The E. coli toxin α-haemolysin (HlyA) lyses erythrocytes by inserting as pores in the plasma membrane. Recently, we demonstrated that HlyA-induced haemolysis is a sequential process with an initial volume reduction that precedes swelling and lysis. The initial volume reduction is triggered by an abrupt increase in [Ca²⁺]_i that activates Ca²⁺-dependent (K_Ca3.1) and Cl- (TMEM16A) channels. Moreover, we have shown that HlyA-induced haemolysis requires extracellular ATP and P2 receptor activation (1, 2). The present study investigates the underlying mechanism for ATP release and the [Ca²⁺]_i increase that precede the volume changes in erythrocytes.

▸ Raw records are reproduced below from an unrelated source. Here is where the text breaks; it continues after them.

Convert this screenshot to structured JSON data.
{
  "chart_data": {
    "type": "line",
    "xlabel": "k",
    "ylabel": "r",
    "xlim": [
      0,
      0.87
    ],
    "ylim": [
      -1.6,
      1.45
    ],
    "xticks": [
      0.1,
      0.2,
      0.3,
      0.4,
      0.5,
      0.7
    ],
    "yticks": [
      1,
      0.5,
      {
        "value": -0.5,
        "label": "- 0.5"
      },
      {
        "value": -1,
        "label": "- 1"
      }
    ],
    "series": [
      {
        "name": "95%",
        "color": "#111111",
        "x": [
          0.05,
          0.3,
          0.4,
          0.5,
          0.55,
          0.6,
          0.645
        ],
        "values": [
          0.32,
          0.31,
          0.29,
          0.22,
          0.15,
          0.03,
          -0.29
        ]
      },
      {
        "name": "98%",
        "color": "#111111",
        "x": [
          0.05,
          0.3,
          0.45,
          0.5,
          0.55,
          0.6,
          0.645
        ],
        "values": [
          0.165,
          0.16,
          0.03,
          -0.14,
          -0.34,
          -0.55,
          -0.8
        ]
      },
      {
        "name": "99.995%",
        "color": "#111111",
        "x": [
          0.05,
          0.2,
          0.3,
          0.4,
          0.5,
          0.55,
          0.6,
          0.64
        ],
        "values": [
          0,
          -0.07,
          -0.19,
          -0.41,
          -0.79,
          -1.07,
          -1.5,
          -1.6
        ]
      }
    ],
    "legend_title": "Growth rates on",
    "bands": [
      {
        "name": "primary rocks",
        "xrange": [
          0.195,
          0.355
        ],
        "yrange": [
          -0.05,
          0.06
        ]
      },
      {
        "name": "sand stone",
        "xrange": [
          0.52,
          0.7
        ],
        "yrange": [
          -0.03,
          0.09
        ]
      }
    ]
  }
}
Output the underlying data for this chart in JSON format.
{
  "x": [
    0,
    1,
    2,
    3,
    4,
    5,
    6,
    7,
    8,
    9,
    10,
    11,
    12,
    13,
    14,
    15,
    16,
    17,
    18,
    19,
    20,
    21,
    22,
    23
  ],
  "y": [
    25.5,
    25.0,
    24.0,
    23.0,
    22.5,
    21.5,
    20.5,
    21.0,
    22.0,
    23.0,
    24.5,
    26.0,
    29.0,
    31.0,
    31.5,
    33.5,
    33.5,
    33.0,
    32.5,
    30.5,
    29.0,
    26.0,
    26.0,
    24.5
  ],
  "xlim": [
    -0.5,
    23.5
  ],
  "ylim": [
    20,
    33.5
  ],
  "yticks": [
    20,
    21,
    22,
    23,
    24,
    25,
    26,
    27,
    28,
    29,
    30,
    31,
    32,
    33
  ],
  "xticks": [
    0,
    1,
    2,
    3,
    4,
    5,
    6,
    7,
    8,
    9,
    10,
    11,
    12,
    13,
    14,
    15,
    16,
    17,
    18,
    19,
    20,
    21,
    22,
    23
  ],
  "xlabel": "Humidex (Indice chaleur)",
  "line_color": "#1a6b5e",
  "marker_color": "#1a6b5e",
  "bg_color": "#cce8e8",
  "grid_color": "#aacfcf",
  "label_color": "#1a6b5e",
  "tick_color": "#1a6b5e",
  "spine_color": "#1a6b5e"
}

By the luciferin/luciferase assay, we show that HlyA leads to ATP release within 5 minutes after the toxin is added. ATP release was independent of pannexin- and volume-dependent anion channels; two suggested ATP exit pathways. Thus, ATP may simply be released via the toxin pore.

Through a combination of flow cytometry and live cell imaging, we show that the HlyA-induced [Ca²⁺]_i response consists of an abrupt increase followed by at slower, sustained increment. Various P2 antagonists do not interfere with the initial acute [Ca²⁺]_i increase, but significantly reduces the slow phase of the HlyA-induced influx of [Ca²⁺]_i and cause a marked delay in the swelling of the cells.

In conclusion, we suggest that ATP may be released via the toxin pore, which activates P2 receptors in the erythrocyte membrane. The influx of cations through P2 receptors contributes to net ion influx and thereby cell swelling and lysis.